De acordo com a polícia, os suspeitos se passavam por ambulantes sem credenciamento e circulavam no meio do público. Policiais civis disfarçados observaram integrantes do grupo trocando cartões bancários entre si enquanto realizavam vendas, prática associada a um esquema de fraude que envolve a substituição do cartão da vítima no momento do pagamento.
Durante a abordagem, parte dos envolvidos conseguiu fugir, mas 12 suspeitos foram detidos. Com eles, os agentes apreenderam dezenas de cartões bancários em nome de terceiros, máquinas de pagamento adulteradas com dispositivos capazes de registrar as senhas digitadas e vários aparelhos celulares. Um veículo usado pelo grupo também foi localizado e apreendido.
Segundo a Polícia Civil, alguns dos cartões recolhidos estavam vinculados a registros anteriores de furtos e fraudes.

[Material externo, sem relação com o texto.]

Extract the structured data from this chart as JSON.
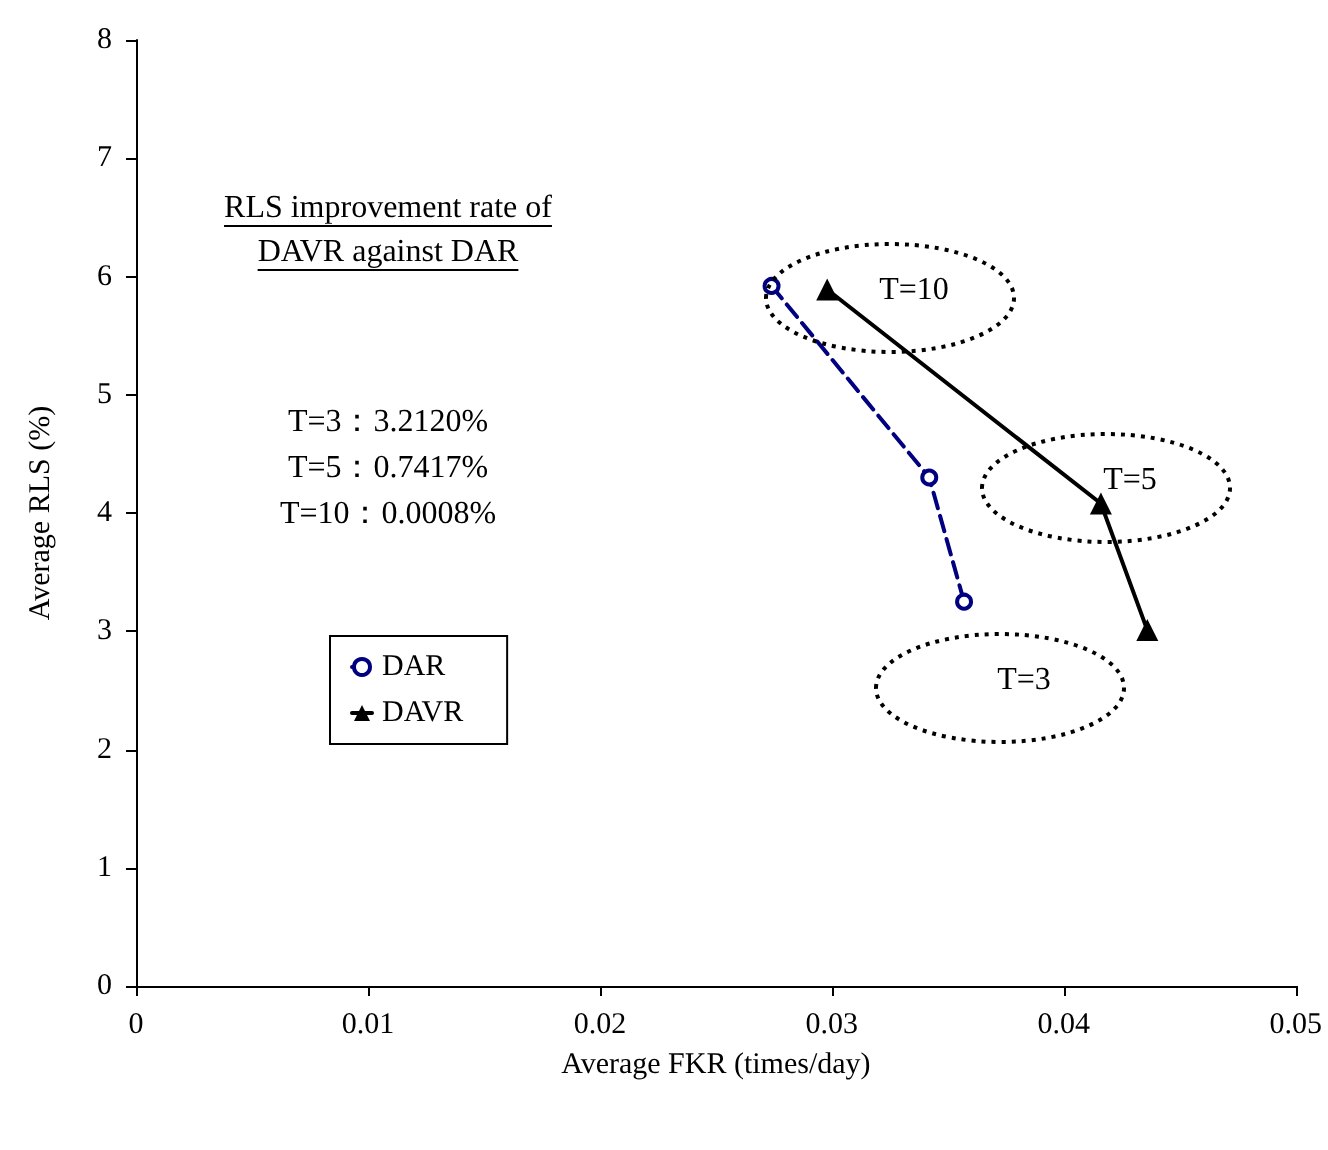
{
  "chart_data": {
    "type": "line",
    "xlabel": "Average FKR (times/day)",
    "ylabel": "Average RLS (%)",
    "xlim": [
      0,
      0.05
    ],
    "xticks": [
      0,
      0.01,
      0.02,
      0.03,
      0.04,
      0.05
    ],
    "ylim": [
      0,
      8
    ],
    "yticks": [
      0,
      1,
      2,
      3,
      4,
      5,
      6,
      7,
      8
    ],
    "grid": false,
    "legend": "left",
    "series": [
      {
        "name": "DAR",
        "color": "#000080",
        "marker": "circle",
        "line_style": "dashed",
        "x": [
          0.0274,
          0.0342,
          0.0357
        ],
        "values": [
          5.92,
          4.3,
          3.25
        ]
      },
      {
        "name": "DAVR",
        "color": "#000000",
        "marker": "triangle",
        "line_style": "solid",
        "x": [
          0.0298,
          0.0416,
          0.0436
        ],
        "values": [
          5.89,
          4.08,
          3.01
        ]
      }
    ],
    "annotations": [
      "RLS improvement rate of",
      "DAVR against DAR",
      "T=3：3.2120%",
      "T=5：0.7417%",
      "T=10：0.0008%",
      "T=10",
      "T=5",
      "T=3"
    ]
  }
}
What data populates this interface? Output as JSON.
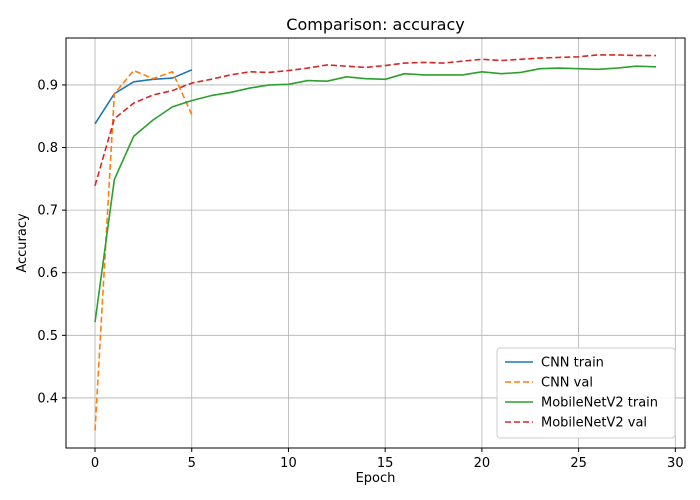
{
  "chart_data": {
    "type": "line",
    "title": "Comparison: accuracy",
    "xlabel": "Epoch",
    "ylabel": "Accuracy",
    "xlim": [
      -1.5,
      30.5
    ],
    "ylim": [
      0.32,
      0.975
    ],
    "xticks": [
      0,
      5,
      10,
      15,
      20,
      25,
      30
    ],
    "yticks": [
      0.4,
      0.5,
      0.6,
      0.7,
      0.8,
      0.9
    ],
    "grid": true,
    "legend_position": "lower-right",
    "series": [
      {
        "name": "CNN train",
        "color": "#1f77b4",
        "dash": "solid",
        "x": [
          0,
          1,
          2,
          3,
          4,
          5
        ],
        "y": [
          0.838,
          0.886,
          0.905,
          0.909,
          0.911,
          0.924
        ]
      },
      {
        "name": "CNN val",
        "color": "#ff7f0e",
        "dash": "dashed",
        "x": [
          0,
          1,
          2,
          3,
          4,
          5
        ],
        "y": [
          0.348,
          0.886,
          0.923,
          0.91,
          0.921,
          0.853
        ]
      },
      {
        "name": "MobileNetV2 train",
        "color": "#2ca02c",
        "dash": "solid",
        "x": [
          0,
          1,
          2,
          3,
          4,
          5,
          6,
          7,
          8,
          9,
          10,
          11,
          12,
          13,
          14,
          15,
          16,
          17,
          18,
          19,
          20,
          21,
          22,
          23,
          24,
          25,
          26,
          27,
          28,
          29
        ],
        "y": [
          0.521,
          0.749,
          0.818,
          0.844,
          0.865,
          0.875,
          0.883,
          0.888,
          0.895,
          0.9,
          0.901,
          0.907,
          0.906,
          0.913,
          0.91,
          0.909,
          0.918,
          0.916,
          0.916,
          0.916,
          0.921,
          0.918,
          0.92,
          0.926,
          0.927,
          0.926,
          0.925,
          0.927,
          0.93,
          0.929
        ]
      },
      {
        "name": "MobileNetV2 val",
        "color": "#d62728",
        "dash": "dashed",
        "x": [
          0,
          1,
          2,
          3,
          4,
          5,
          6,
          7,
          8,
          9,
          10,
          11,
          12,
          13,
          14,
          15,
          16,
          17,
          18,
          19,
          20,
          21,
          22,
          23,
          24,
          25,
          26,
          27,
          28,
          29
        ],
        "y": [
          0.739,
          0.846,
          0.871,
          0.884,
          0.891,
          0.903,
          0.909,
          0.916,
          0.921,
          0.92,
          0.923,
          0.927,
          0.932,
          0.93,
          0.928,
          0.931,
          0.935,
          0.936,
          0.935,
          0.938,
          0.941,
          0.939,
          0.941,
          0.943,
          0.944,
          0.945,
          0.948,
          0.948,
          0.947,
          0.947
        ]
      }
    ]
  }
}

No entanto, devido à grande concentração de pessoas no local e à ausência imediata das vítimas, não foi possível individualizar, naquele momento, a posse dos objetos ou a participação específica de cada detido no esquema criminoso.
Ainda durante a operação, um dos suspeitos tentou subornar um policial civil com a oferta de R$ 3 mil para evitar ser levado à delegacia. A tentativa foi presenciada por mais de um agente e resultou na prisão em flagrante por corrupção ativa.
Os demais presos devem responder por crimes como furto mediante fraude, receptação e associação criminosa. Parte do grupo segue foragida, e as investigações continuam para aprofundar a apuração e identificar outros envolvidos.
A Polícia Civil informou que as vítimas dos golpes ainda precisam comparecer à delegacia para reconhecer os objetos apreendidos e dar continuidade aos procedimentos legais. A corporação destaca que o uso de agentes à paisana tem sido intensificado durante o Carnaval para coibir crimes em meio às grandes aglomerações.